Em geral, a compreensão disso é, não raro, pseudocompreensão. Trata-se da


pseudocompreensão que os conservadores, que se autodenominam “realistas” (como são
sabichões!), possuem. Eles chegam próximo dessa minha narrativa e se aproveitam dela
para dizer que as “coisas são assim mesmo”, e não se pode mudar. A mãe pobre é mãe
pobre com muitos filhos e o morador de rua é o morador de rua. Eles se utilizam – às vezes
por má fé – da ideia da prática como constituidora para culpar as pessoas pelas condições
pouco favoráveis em que vivem. Mas o que eu digo aqui é bem diferente disso. O que eu
digo é que a cada prática constituidora é necessário saber quais são os elementos dessa
prática que são constituidores. O bispo do Xadrez anda na diagonal, e isso o faz bispo.

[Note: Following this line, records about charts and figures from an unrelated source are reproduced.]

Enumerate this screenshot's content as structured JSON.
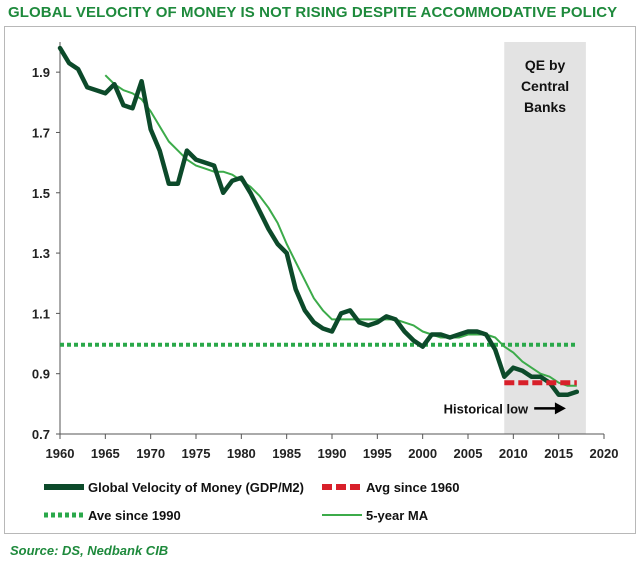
{
  "title": "GLOBAL VELOCITY OF MONEY IS NOT RISING DESPITE ACCOMMODATIVE POLICY",
  "source": "Source: DS, Nedbank CIB",
  "colors": {
    "title": "#1e8a3c",
    "velocity": "#0c4a2a",
    "ma": "#3cab4a",
    "avg1960": "#d8202a",
    "avg1990": "#2aa84a",
    "qe_band": "#e3e3e3",
    "arrow": "#000000"
  },
  "chart_data": {
    "type": "line",
    "xlim": [
      1960,
      2020
    ],
    "ylim": [
      0.7,
      2.0
    ],
    "x_ticks": [
      1960,
      1965,
      1970,
      1975,
      1980,
      1985,
      1990,
      1995,
      2000,
      2005,
      2010,
      2015,
      2020
    ],
    "y_ticks": [
      0.7,
      0.9,
      1.1,
      1.3,
      1.5,
      1.7,
      1.9
    ],
    "y_tick_labels": [
      "0.7",
      "0.9",
      "1.1",
      "1.3",
      "1.5",
      "1.7",
      "1.9"
    ],
    "series": [
      {
        "name": "Global Velocity of Money (GDP/M2)",
        "x": [
          1960,
          1961,
          1962,
          1963,
          1964,
          1965,
          1966,
          1967,
          1968,
          1969,
          1970,
          1971,
          1972,
          1973,
          1974,
          1975,
          1976,
          1977,
          1978,
          1979,
          1980,
          1981,
          1982,
          1983,
          1984,
          1985,
          1986,
          1987,
          1988,
          1989,
          1990,
          1991,
          1992,
          1993,
          1994,
          1995,
          1996,
          1997,
          1998,
          1999,
          2000,
          2001,
          2002,
          2003,
          2004,
          2005,
          2006,
          2007,
          2008,
          2009,
          2010,
          2011,
          2012,
          2013,
          2014,
          2015,
          2016,
          2017
        ],
        "values": [
          1.98,
          1.93,
          1.91,
          1.85,
          1.84,
          1.83,
          1.86,
          1.79,
          1.78,
          1.87,
          1.71,
          1.64,
          1.53,
          1.53,
          1.64,
          1.61,
          1.6,
          1.59,
          1.5,
          1.54,
          1.55,
          1.5,
          1.44,
          1.38,
          1.33,
          1.3,
          1.18,
          1.11,
          1.07,
          1.05,
          1.04,
          1.1,
          1.11,
          1.07,
          1.06,
          1.07,
          1.09,
          1.08,
          1.04,
          1.01,
          0.99,
          1.03,
          1.03,
          1.02,
          1.03,
          1.04,
          1.04,
          1.03,
          0.98,
          0.89,
          0.92,
          0.91,
          0.89,
          0.89,
          0.87,
          0.83,
          0.83,
          0.84
        ]
      },
      {
        "name": "5-year MA",
        "x": [
          1965,
          1966,
          1967,
          1968,
          1969,
          1970,
          1971,
          1972,
          1973,
          1974,
          1975,
          1976,
          1977,
          1978,
          1979,
          1980,
          1981,
          1982,
          1983,
          1984,
          1985,
          1986,
          1987,
          1988,
          1989,
          1990,
          1991,
          1992,
          1993,
          1994,
          1995,
          1996,
          1997,
          1998,
          1999,
          2000,
          2001,
          2002,
          2003,
          2004,
          2005,
          2006,
          2007,
          2008,
          2009,
          2010,
          2011,
          2012,
          2013,
          2014,
          2015,
          2016,
          2017
        ],
        "values": [
          1.89,
          1.86,
          1.84,
          1.83,
          1.81,
          1.77,
          1.72,
          1.67,
          1.64,
          1.61,
          1.59,
          1.58,
          1.57,
          1.57,
          1.56,
          1.54,
          1.52,
          1.49,
          1.45,
          1.4,
          1.33,
          1.27,
          1.21,
          1.15,
          1.11,
          1.08,
          1.08,
          1.08,
          1.08,
          1.08,
          1.08,
          1.08,
          1.08,
          1.07,
          1.06,
          1.04,
          1.03,
          1.02,
          1.02,
          1.02,
          1.03,
          1.03,
          1.03,
          1.02,
          0.99,
          0.97,
          0.94,
          0.92,
          0.9,
          0.89,
          0.87,
          0.86,
          0.86
        ]
      },
      {
        "name": "Avg since 1960",
        "x": [
          2009,
          2017
        ],
        "values": [
          0.87,
          0.87
        ]
      },
      {
        "name": "Ave since 1990",
        "x": [
          1960,
          2017
        ],
        "values": [
          0.996,
          0.996
        ]
      }
    ],
    "shaded_region": {
      "label": "QE by Central Banks",
      "label_lines": [
        "QE by",
        "Central",
        "Banks"
      ],
      "x": [
        2009,
        2018
      ]
    },
    "annotations": [
      {
        "text": "Historical low",
        "arrow_from": [
          2012.3,
          0.785
        ],
        "arrow_to": [
          2015.8,
          0.785
        ]
      }
    ],
    "legend": {
      "position": "bottom",
      "entries": [
        {
          "label": "Global Velocity of Money (GDP/M2)",
          "style": "thick-dark"
        },
        {
          "label": "Avg since 1960",
          "style": "dashed-red"
        },
        {
          "label": "Ave since 1990",
          "style": "dotted-green"
        },
        {
          "label": "5-year MA",
          "style": "thin-green"
        }
      ]
    },
    "grid": false
  }
}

Ele
se comunica com o jogo e com as outras peças pela sua ação prática de andar em diagonal.
Não posso tirar dele isso, pois se assim faço, ele deixa de ser bispo e, no limite, deixa até
mesmo de ser peça genérica de jogo de Xadrez. Não posso tirar do homem os laços
comunicacionais, pois isso é constituinte do homem, mas isso não significa que tenha de
forçar o homem a ter laços comunicacionais exclusivamente em situações precárias e de
dificuldade. Essa última parte é que o conservador não aprende.

Uma cidade que favorece a interculturalidade – como Charles Taylor a define, diferenciando
da multiculturalidade – é aquela em que o espaço é rico quanto à alimentação da
comunicabilidade de grupos, minorias, gente, faces distintas, sem que isso elimine as
práticas da própria comunicabilidade que nos dá a condição de sermos animais do tipo que
somos, e não outros. Uma coisa é fazer um passarinho voar de costas, ampliando sua
capacidade de voar, outra coisa é cortar-lhe as asas e achar que ele ainda continua
passarinho. As cidades são para fazer passarinho voar até de costas, não para torná-los
pedestres exclusivamente.

Paulo Ghiraldelli Jr., 60, filósofo.